The code will be more compact and generate less instructions. I believe CET
series can do the same change [*]. Performance here isn't critical. I just
think it looks cumbersome to repeat the same pattern for 8 (and more with
CET considered) MSRs.

[*]: https://lore.kernel.org/kvm/20240219074733.122080-21-weijiang.yang@xxxxxxxxx/

> #endif
> case MSR_IA32_SYSENTER_CS:
> if (is_guest_mode(vcpu))
>diff --git a/arch/x86/kvm/x86.c b/arch/x86/kvm/x86.c
>index 363b1c080205..4e8d60f248e3 100644
>--- a/arch/x86/kvm/x86.c
>+++ b/arch/x86/kvm/x86.c
>@@ -1451,6 +1451,9 @@ static const u32 msrs_to_save_base[] = {
> MSR_STAR,
> #ifdef CONFIG_X86_64
> MSR_CSTAR, MSR_KERNEL_GS_BASE, MSR_SYSCALL_MASK, MSR_LSTAR,
>+ MSR_IA32_FRED_RSP0, MSR_IA32_FRED_RSP1, MSR_IA32_FRED_RSP2,
>+ MSR_IA32_FRED_RSP3, MSR_IA32_FRED_STKLVLS, MSR_IA32_FRED_SSP1,
>+ MSR_IA32_FRED_SSP2, MSR_IA32_FRED_SSP3, MSR_IA32_FRED_CONFIG,
> #endif
> MSR_IA32_TSC, MSR_IA32_CR_PAT, MSR_VM_HSAVE_PA,
> MSR_IA32_FEAT_CTL, MSR_IA32_BNDCFGS, MSR_TSC_AUX,
>@@ -1892,6 +1895,30 @@ static int __kvm_set_msr(struct kvm_vcpu *vcpu, u32 index, u64 data,
> return 1;
>
> data = (u32)data;
>+ break;
>+ case MSR_IA32_FRED_RSP0 ... MSR_IA32_FRED_CONFIG:
>+ if (index != MSR_IA32_FRED_STKLVLS && is_noncanonical_address(data, vcpu))
>+ return 1;
>+ if ((index >= MSR_IA32_FRED_RSP0 && index <= MSR_IA32_FRED_RSP3) &&
>+ (data & GENMASK_ULL(5, 0)))
>+ return 1;
>+ if ((index >= MSR_IA32_FRED_SSP1 && index <= MSR_IA32_FRED_SSP3) &&
>+ (data & GENMASK_ULL(2, 0)))
>+ return 1;
>+
>+ if (host_initiated) {
>+ if (!kvm_cpu_cap_has(X86_FEATURE_FRED))
>+ return 1;

Should be:
if (!kvm_cpu_cap_has(X86_FEATURE_FRED) && data)

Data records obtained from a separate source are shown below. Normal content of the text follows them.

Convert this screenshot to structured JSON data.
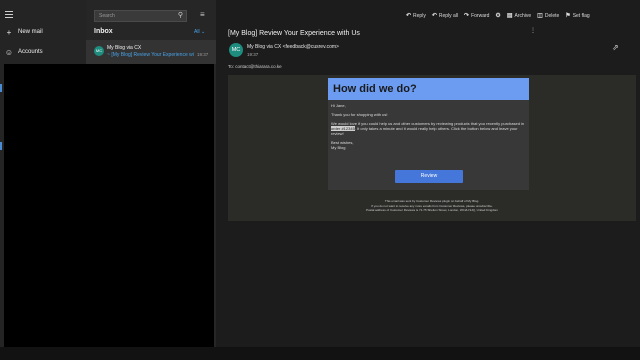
{
  "nav": {
    "new_mail": "New mail",
    "accounts": "Accounts"
  },
  "list": {
    "search_placeholder": "Search",
    "folder_title": "Inbox",
    "filter_label": "All",
    "items": [
      {
        "avatar": "MC",
        "sender": "My Blog via CX",
        "subject": "[My Blog] Review Your Experience wi",
        "time": "19:37"
      }
    ]
  },
  "toolbar": {
    "reply": "Reply",
    "reply_all": "Reply all",
    "forward": "Forward",
    "archive": "Archive",
    "delete": "Delete",
    "set_flag": "Set flag"
  },
  "message": {
    "subject": "[My Blog] Review Your Experience with Us",
    "avatar": "MC",
    "from": "My Blog via CX <feedback@cusrev.com>",
    "date": "19:37",
    "to": "To: contact@thiarara.co.ke"
  },
  "email": {
    "banner": "How did we do?",
    "greeting": "Hi Jane,",
    "thanks": "Thank you for shopping with us!",
    "body_before": "We would love if you could help us and other customers by reviewing products that you recently purchased in ",
    "order_ref": "order #12345",
    "body_after": ". It only takes a minute and it would really help others. Click the button below and leave your review!",
    "signoff": "Best wishes,",
    "signature": "My Blog",
    "button": "Review",
    "footer_1": "This email was sent by Customer Reviews plugin on behalf of My Blog.",
    "footer_2": "If you do not want to receive any more emails from Customer Reviews, please unsubscribe.",
    "footer_3": "Postal address of Customer Reviews is 71-75 Shelton Street, London, WC2H 9JQ, United Kingdom"
  },
  "colors": {
    "accent": "#4a8bd4",
    "banner": "#6c9cf2",
    "button": "#4477d9",
    "avatar": "#1e8c7e"
  }
}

KVM ABI allows userspace to write only 0 if guests cannot enumerate the
feature. And even better, your next version can be on top of Sean's series

https://lore.kernel.org/kvm/20240425181422.3250947-1-seanjc@xxxxxxxxxx/T/#md00be687770e1e658fc9fe0eac20b5f0bd230e4c

this way, you can get rid of the "host_initiated" check.